Awards and highlights
- 2× Second-team All-Big 12 (2024, 2025); Second-team All-CUSA (2023);
- Stats at Pro Football Reference

= Keyshaun Elliott =

American football player (born 2003)

Keyshaun Elliott (born December 12, 2003) is an American professional football linebacker for the Chicago Bears of the National Football League (NFL). He played college football for the New Mexico State Aggies and the Arizona State Sun Devils and was selected by the Bears in the fifth round of the 2026 NFL draft.

==Early life==
Elliott attended Richmond High School in Richmond, Missouri. Coming out of high school, he committed to play college football for the New Mexico State Aggies.

==College career==
=== New Mexico State ===
As a freshman in 2022, Elliott appeared in all 12 games with one start, where he notched 27 tackles, a pass deflection, and a fumble recovery. During the 2023 season, he posted 111 tackles with ten being for a loss and two and a half sacks, earning second-team all-conference honors. After the season, Elliott entered his name into the NCAA transfer portal.

=== Arizona State ===
Elliott transferred to play for the Arizona State Sun Devils. In the 2025 Peach Bowl, he notched eight tackles versus Texas. Elliott finished the 2024 season, recording 65 tackles with four being for a loss, two sacks, two pass deflections, and an interception. In week four of the 2025 season, he totaled ten tackles with two being for a loss, and a sack against Baylor. For his performance on the season, Elliott was named second-team all-Big 12. He accepted an invite to participate in the 2026 East-West Shrine Bowl.

==Professional career==

Elliott was selected by the Chicago Bears in the fifth round with the 166th overall pick of the 2026 NFL Draft.
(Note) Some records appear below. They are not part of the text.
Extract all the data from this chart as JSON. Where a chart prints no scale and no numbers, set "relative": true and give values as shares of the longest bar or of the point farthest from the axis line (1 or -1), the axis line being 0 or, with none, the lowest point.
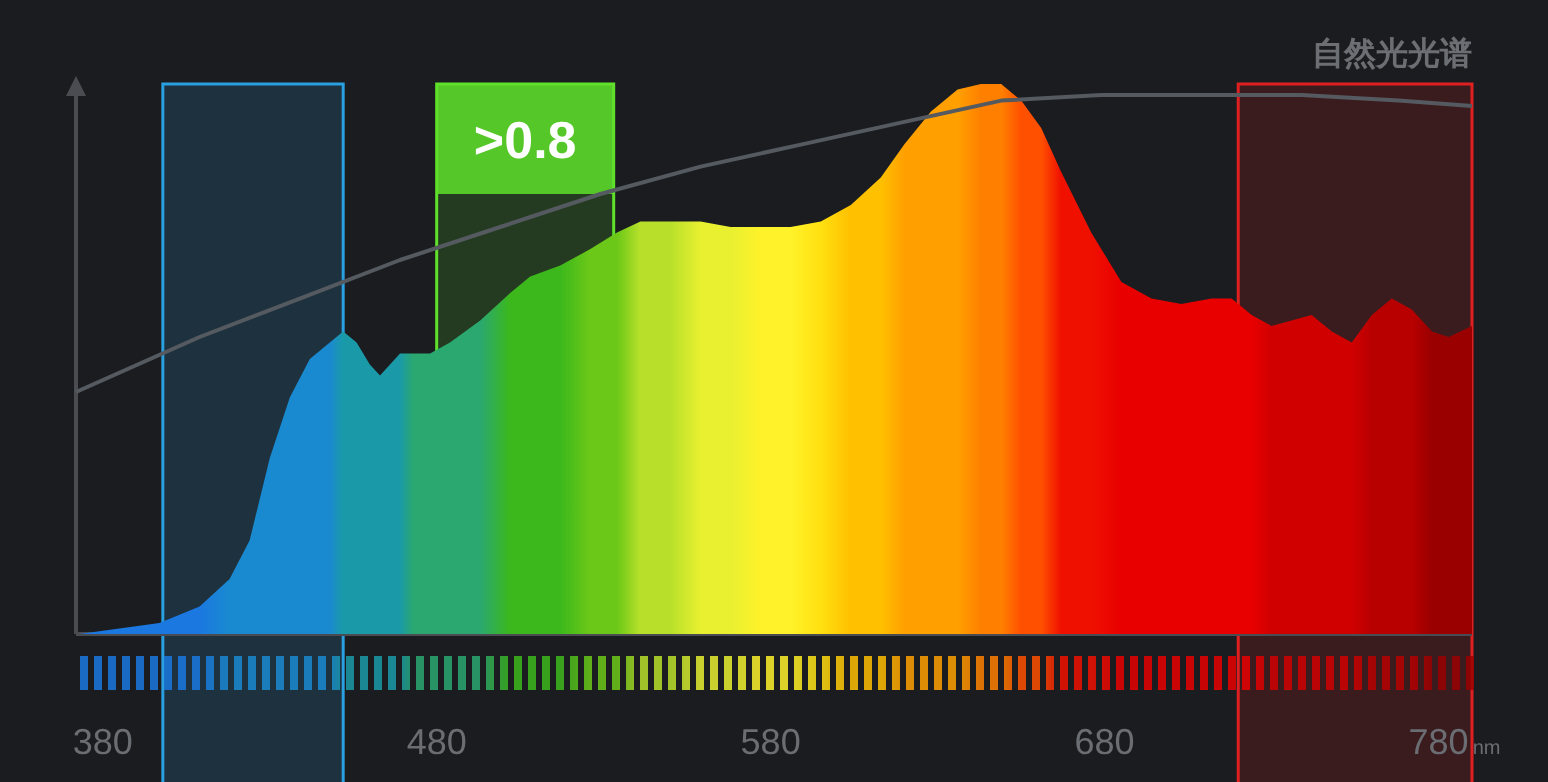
{
  "chart_data": {
    "type": "area",
    "relative": true,
    "xlim": [
      372,
      790
    ],
    "xticks": [
      380,
      480,
      580,
      680,
      780
    ],
    "xlabel": "nm",
    "series": [
      {
        "type": "area",
        "x": [
          373,
          385,
          397,
          409,
          418,
          424,
          430,
          436,
          442,
          448,
          452,
          456,
          460,
          463,
          466,
          469,
          473,
          478,
          484,
          493,
          502,
          508,
          517,
          526,
          534,
          541,
          550,
          559,
          568,
          577,
          586,
          595,
          604,
          613,
          620,
          628,
          636,
          643,
          649,
          655,
          661,
          667,
          676,
          685,
          694,
          703,
          712,
          718,
          724,
          730,
          736,
          742,
          748,
          754,
          760,
          766,
          772,
          778,
          783,
          790
        ],
        "values": [
          0.0,
          0.01,
          0.02,
          0.05,
          0.1,
          0.17,
          0.32,
          0.43,
          0.5,
          0.53,
          0.55,
          0.53,
          0.49,
          0.47,
          0.49,
          0.51,
          0.51,
          0.51,
          0.53,
          0.57,
          0.62,
          0.65,
          0.67,
          0.7,
          0.73,
          0.75,
          0.75,
          0.75,
          0.74,
          0.74,
          0.74,
          0.75,
          0.78,
          0.83,
          0.89,
          0.95,
          0.99,
          1.0,
          1.0,
          0.97,
          0.92,
          0.84,
          0.73,
          0.64,
          0.61,
          0.6,
          0.61,
          0.61,
          0.58,
          0.56,
          0.57,
          0.58,
          0.55,
          0.53,
          0.58,
          0.61,
          0.59,
          0.55,
          0.54,
          0.56
        ],
        "colors": [
          "#1a78e0",
          "#1a78e0",
          "#1a78e0",
          "#1a78e0",
          "#1a8ad0",
          "#1a8ad0",
          "#1a8ad0",
          "#1a8ad0",
          "#1a8ad0",
          "#1a8ad0",
          "#1a9aa8",
          "#1a9aa8",
          "#1a9aa8",
          "#1a9aa8",
          "#1a9aa8",
          "#1a9aa8",
          "#2aa870",
          "#2aa870",
          "#2aa870",
          "#2aa870",
          "#3cb81c",
          "#3cb81c",
          "#3cb81c",
          "#6cc818",
          "#6cc818",
          "#b8e02a",
          "#b8e02a",
          "#e8f030",
          "#e8f030",
          "#fff22a",
          "#fff22a",
          "#ffe010",
          "#ffc000",
          "#ffc000",
          "#ffa000",
          "#ffa000",
          "#ffa000",
          "#ff8000",
          "#ff8000",
          "#ff5000",
          "#ff5000",
          "#f01000",
          "#f01000",
          "#e80000",
          "#e80000",
          "#e80000",
          "#e80000",
          "#e80000",
          "#e80000",
          "#d00000",
          "#d00000",
          "#d00000",
          "#d00000",
          "#d00000",
          "#b80000",
          "#b80000",
          "#b80000",
          "#9a0000",
          "#9a0000",
          "#9a0000"
        ]
      },
      {
        "type": "line",
        "name": "自然光光谱",
        "color": "#555a60",
        "x": [
          372,
          409,
          439,
          469,
          499,
          529,
          559,
          589,
          619,
          649,
          679,
          709,
          739,
          768,
          790
        ],
        "values": [
          0.44,
          0.54,
          0.61,
          0.68,
          0.74,
          0.8,
          0.85,
          0.89,
          0.93,
          0.97,
          0.98,
          0.98,
          0.98,
          0.97,
          0.96
        ]
      }
    ],
    "bands": [
      {
        "axis": "x",
        "from": 480,
        "to": 533,
        "label": ">0.8",
        "color": "#5fe02a"
      },
      {
        "axis": "x",
        "from": 398,
        "to": 452,
        "color": "#2aa0e0"
      },
      {
        "axis": "x",
        "from": 720,
        "to": 790,
        "color": "#e02020"
      }
    ]
  }
}
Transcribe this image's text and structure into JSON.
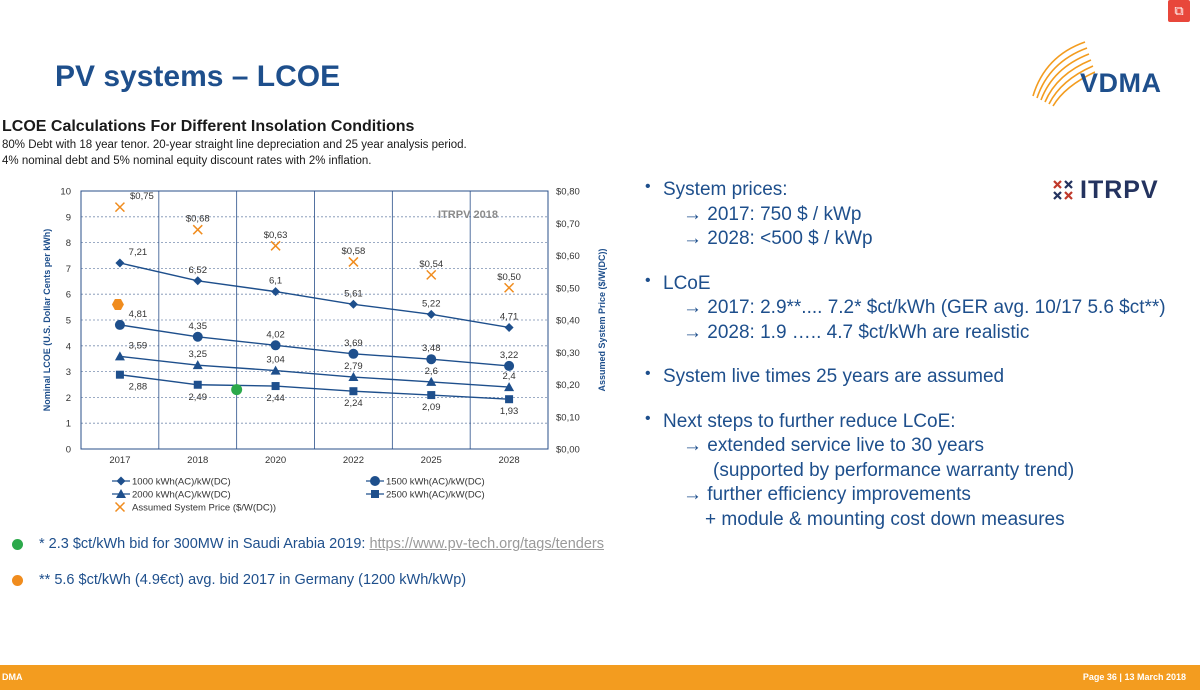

He signed his rookie contract on May 8.

Pre-draft measurables
| Height | Weight | Arm length | Hand span | Wingspan | 40-yard dash | 10-yard split | 20-yard split | 20-yard shuttle | Three-cone drill | Vertical jump | Broad jump | Bench press |
| 6 ft 1+3⁄4 in (1.87 m) | 231 lb (105 kg) | 31+1⁄4 in (0.79 m) | 9+1⁄4 in (0.23 m) | 6 ft 4 in (1.93 m) | 4.58 s | 1.66 s | 2.74 s | 4.38 s | 7.02 s | 38.0 in (0.97 m) | 10 ft 5 in (3.18 m) | 21 reps |
All values from NFL Combine/Pro Day

== Personal life ==
Elliott is the grandson of the late NFL running back, Lenvil Elliott.